Admittedly, over the past few weeks, I’d detected her decline but chose to ignore it. I didn’t want to face the inevitable. Were I not in denial, I might have alerted the handyman in the house and told him that recently her little red light still shone… yet she could only “pulse”. Gone were the days when the “on” button worked, letting her loose to whirl like mad.
Then today, mid-pesto, she just up and conked. No light. No pulse. No on. No pesto!
What will I do?
How will I make humus, or my garlic and rosemary white bean dip? Can I manage a pastry cutter after following Bonnie Stern’s food processor pastry recipe for the past ten years? Will my gazpacho still say summer? Will my pesto know how to emulsify? Will the pages of my copy of The Food Processor Bible by Norene Gilletz turn to dust on my shelves?
Judging from that book’s longevity (first printed in 1979 and now in its third edition) the food processor is alive and well in Canadian kitchens and I, too, can survive this minor setback.
Sacrilege as it seems mid-mourning, I am entertaining desperate thoughts of finding an immediate replacement. So I ask all ye out there in Blogland to tell me where to turn. What brand works for you?

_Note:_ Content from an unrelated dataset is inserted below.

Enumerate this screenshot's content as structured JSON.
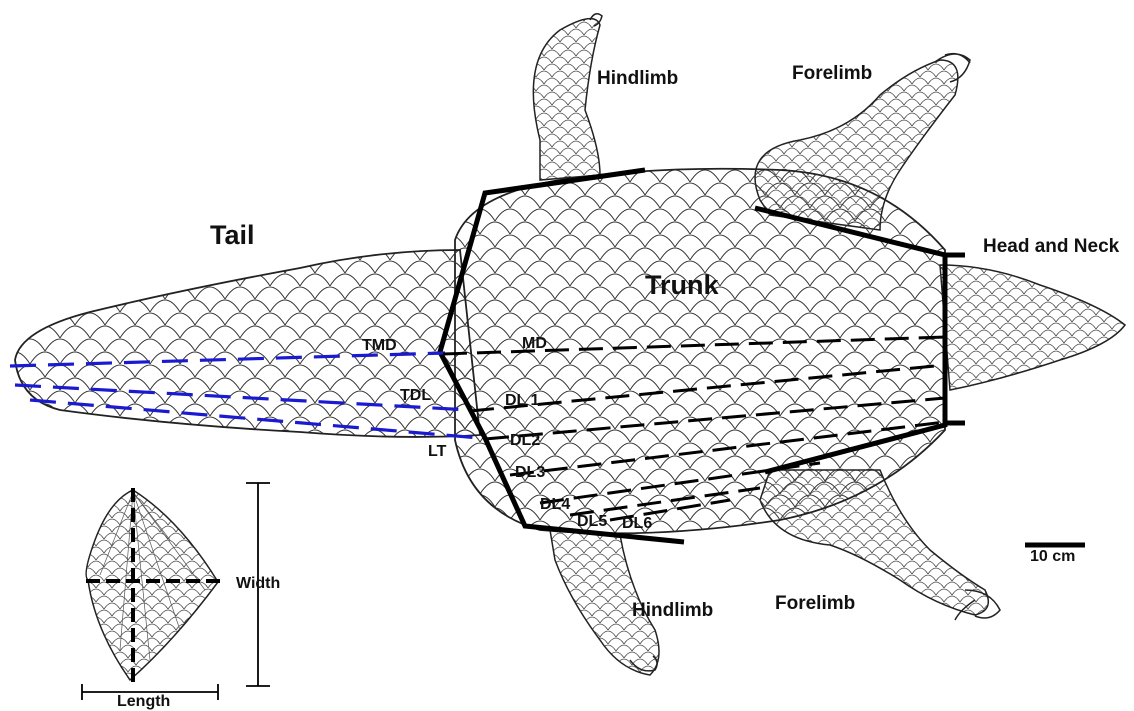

And in tribute to my dear Sunbeam, I offer up one of the first recipes I wrote for her.
This is adapted from a recipe my friend Yanina gave me when we were two, naïve Mommies-in-waiting, blissfully pregnant and totally unprepared for what lay ahead.
1 clove garlic
1 19 oz/540 mL can chickpeas, rinsed and drained; or 1 cup dried chickpeas, soaked and cooked
Juice of one lemon
2 tbsp each tahini and extra virgin olive oil
1+1/2 tsp ground roasted cumin
1 tsp paprika
Salt to taste
2 (or more) tbsp water
As the food processor motor runs (on seven!), toss a single garlic clove down the feeding tube to mince. Stop the motor and add chickpeas, lemon juice, tahini, olive oil, cumin and paprika to the work bowl. Blend until smooth then drizzle as much water down the feeding tube as you like to create a thick or thin consistency. (If you’re feeling luxuriant, forget the water and just add more oil.)
Humus is all about tasting and calibrating. If you’re using canned chickpeas, add less salt. When using cooked-from-dried chickpeas, add more liquid, since they’ll need it.
Freshly ground roasted cumin has a richer, nuttier, deeper flavour than store bought ground cumin. Heat up a few tablespoons of whole cumin seeds in a dry frying pan on medium high and shake and roast for a couple of minutes, until they turn golden brown (put raw cumin seeds nearby and you’ll be able to see the colour change more accurately). It’s okay to let cumin seeds roast until they smoke a tiny bit, but do not burn. Buzz them up in a coffee grinder and enjoy the heady aroma.